Je ne sais jusqu’où mes pensées m’auraient entraîné. Je ne songeais plus à l’heure, ou plutôt le temps semblait fuir dans mon imagination en ouvrant devant moi des perspectives inconnues. Un silence morne régnait maintenant dans cette chambre où venaient de retentir tant de paroles émues, et où j’avais entendu un homme, guidé seulement par la lumière de sa foi, sans autre appui que sa conviction, faire le vœu solennel de vouer sa vie entière à l’affranchissement moral de sa patrie.

Nous demeurâmes tous deux, M. d’Estremont et moi, sous l’empire d’un recueillement profond où toutes les idées surexcitées à la fois se succédaient dans notre tête avec une rapidité vertigineuse. Nous songions, lui, à l’avenir sans doute, moi aux paroles que je venais d’entendre.

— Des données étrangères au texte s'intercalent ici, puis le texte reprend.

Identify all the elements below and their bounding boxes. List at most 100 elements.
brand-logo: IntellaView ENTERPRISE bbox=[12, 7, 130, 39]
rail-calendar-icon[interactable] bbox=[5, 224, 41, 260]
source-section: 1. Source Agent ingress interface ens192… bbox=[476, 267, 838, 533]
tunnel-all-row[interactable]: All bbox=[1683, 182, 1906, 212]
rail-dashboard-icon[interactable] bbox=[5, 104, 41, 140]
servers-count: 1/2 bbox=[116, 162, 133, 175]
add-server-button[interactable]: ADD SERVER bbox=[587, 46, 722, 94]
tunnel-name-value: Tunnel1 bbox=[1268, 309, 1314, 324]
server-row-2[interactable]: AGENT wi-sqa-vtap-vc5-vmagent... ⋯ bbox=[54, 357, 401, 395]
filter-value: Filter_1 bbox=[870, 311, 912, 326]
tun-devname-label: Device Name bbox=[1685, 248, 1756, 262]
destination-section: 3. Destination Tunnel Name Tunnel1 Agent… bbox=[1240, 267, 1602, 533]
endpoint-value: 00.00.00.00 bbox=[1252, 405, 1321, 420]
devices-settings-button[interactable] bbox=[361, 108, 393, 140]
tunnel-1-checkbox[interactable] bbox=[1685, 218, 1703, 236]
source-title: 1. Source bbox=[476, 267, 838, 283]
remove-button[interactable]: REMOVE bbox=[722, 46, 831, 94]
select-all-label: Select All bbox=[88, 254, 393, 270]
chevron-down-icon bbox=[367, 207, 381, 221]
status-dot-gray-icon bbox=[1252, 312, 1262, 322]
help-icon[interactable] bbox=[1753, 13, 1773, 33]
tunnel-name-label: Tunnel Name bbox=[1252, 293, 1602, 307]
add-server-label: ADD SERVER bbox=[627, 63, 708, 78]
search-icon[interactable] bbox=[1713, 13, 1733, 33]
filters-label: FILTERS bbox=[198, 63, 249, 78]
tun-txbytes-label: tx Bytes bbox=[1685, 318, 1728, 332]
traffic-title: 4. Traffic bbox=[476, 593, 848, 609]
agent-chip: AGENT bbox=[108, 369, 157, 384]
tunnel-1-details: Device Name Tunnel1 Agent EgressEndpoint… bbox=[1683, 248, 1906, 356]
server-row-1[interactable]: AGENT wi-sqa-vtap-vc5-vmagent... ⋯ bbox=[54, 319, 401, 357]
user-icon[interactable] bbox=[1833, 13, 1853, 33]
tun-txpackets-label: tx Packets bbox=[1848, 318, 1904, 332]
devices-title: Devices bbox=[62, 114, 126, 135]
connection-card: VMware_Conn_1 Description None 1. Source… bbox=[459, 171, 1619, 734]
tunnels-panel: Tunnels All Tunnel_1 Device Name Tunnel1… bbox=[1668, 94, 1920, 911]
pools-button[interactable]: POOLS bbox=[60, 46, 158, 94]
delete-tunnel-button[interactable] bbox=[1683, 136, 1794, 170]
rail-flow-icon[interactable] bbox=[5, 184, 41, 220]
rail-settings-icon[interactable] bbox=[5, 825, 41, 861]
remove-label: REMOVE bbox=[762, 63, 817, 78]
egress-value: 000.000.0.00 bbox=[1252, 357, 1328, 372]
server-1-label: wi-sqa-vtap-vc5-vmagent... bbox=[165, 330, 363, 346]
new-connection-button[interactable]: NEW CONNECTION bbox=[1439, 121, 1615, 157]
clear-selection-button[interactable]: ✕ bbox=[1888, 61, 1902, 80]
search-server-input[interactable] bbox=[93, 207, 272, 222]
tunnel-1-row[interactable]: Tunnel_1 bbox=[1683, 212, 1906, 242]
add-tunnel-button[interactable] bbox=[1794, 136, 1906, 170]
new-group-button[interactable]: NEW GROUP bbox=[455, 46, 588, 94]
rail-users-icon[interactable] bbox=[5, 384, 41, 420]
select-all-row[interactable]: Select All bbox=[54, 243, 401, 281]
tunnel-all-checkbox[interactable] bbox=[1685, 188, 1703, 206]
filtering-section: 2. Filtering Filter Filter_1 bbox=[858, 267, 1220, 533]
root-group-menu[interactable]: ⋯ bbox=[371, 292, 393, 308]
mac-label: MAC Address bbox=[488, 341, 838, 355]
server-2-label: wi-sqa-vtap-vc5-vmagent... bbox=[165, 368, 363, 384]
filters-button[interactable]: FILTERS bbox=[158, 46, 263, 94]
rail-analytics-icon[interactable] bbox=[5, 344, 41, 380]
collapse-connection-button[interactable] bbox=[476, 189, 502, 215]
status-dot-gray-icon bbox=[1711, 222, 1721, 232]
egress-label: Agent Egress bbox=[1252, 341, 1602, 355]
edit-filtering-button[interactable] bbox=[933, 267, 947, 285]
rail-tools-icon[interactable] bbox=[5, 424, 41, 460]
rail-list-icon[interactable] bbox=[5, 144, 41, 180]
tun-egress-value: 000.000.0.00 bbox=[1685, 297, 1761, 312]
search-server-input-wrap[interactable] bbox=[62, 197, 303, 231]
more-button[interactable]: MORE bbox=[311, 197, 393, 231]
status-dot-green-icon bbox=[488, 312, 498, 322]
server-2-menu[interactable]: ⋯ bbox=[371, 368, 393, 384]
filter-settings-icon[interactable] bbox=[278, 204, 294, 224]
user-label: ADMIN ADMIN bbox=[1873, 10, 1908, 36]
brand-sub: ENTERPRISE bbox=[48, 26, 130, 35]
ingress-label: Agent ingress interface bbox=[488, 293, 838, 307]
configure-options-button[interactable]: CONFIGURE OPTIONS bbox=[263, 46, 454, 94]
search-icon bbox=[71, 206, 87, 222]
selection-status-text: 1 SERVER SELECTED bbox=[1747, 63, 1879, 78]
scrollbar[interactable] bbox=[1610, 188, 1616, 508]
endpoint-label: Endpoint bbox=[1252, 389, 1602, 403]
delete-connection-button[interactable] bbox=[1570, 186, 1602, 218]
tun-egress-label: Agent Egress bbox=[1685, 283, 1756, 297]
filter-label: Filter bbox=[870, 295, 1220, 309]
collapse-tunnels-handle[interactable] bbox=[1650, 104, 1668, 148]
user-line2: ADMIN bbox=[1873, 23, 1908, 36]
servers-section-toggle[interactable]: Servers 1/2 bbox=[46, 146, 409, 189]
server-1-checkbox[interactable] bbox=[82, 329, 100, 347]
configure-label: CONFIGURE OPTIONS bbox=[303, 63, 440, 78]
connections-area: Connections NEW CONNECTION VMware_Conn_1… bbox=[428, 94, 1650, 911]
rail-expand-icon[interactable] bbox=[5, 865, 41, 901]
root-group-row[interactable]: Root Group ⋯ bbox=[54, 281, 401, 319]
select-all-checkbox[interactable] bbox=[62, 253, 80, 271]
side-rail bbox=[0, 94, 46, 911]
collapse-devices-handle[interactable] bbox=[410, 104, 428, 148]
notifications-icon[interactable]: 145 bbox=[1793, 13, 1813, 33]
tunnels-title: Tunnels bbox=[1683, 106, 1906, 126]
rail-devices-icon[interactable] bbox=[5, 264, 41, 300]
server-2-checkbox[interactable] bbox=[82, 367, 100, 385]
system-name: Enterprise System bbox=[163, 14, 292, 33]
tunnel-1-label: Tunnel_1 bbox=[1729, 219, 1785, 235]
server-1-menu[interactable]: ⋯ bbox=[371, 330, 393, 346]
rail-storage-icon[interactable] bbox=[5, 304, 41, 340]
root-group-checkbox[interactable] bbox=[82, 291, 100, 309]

Enfin, je pus rompre un silence obstiné qui durait déjà depuis quelque temps, sans que nous nous en fussions aperçus, et m’approchant de M. d’Estremont :

— « Monsieur, lui dis-je, je ne saurais vous témoigner assez l’estime profonde que je ressens pour votre caractère, ni vous faire entendre tous les souhaits que je forme en mon cœur pour votre généreuse entreprise. Je puis du moins vous rendre grâces de la confiance que vous m’avez témoignée, et vous prier de croire qu’elle m’honore autant qu’elle m’éclaire sur toutes les choses que je désirais connaître. Je vous quitte en emportant avec moi le souvenir d’un des plus heureux moments de ma vie ; j’ai vu bien des choses héroïques, mais je n’avais pas encore eu le bonheur de contempler l’âme et les traits de la vertu politique s’immolant au devoir par amour des hommes et de la vérité. »

Pour toute réponse, M. D’Estremont me tendit sa main que je serrai avec une effusion toute nouvelle pour moi, et nous nous quittâmes, le cœur rempli sans doute des mêmes pensées et des mêmes espérances pour le peuple dont je venais d’apprendre à déplorer les infortunes et les maux.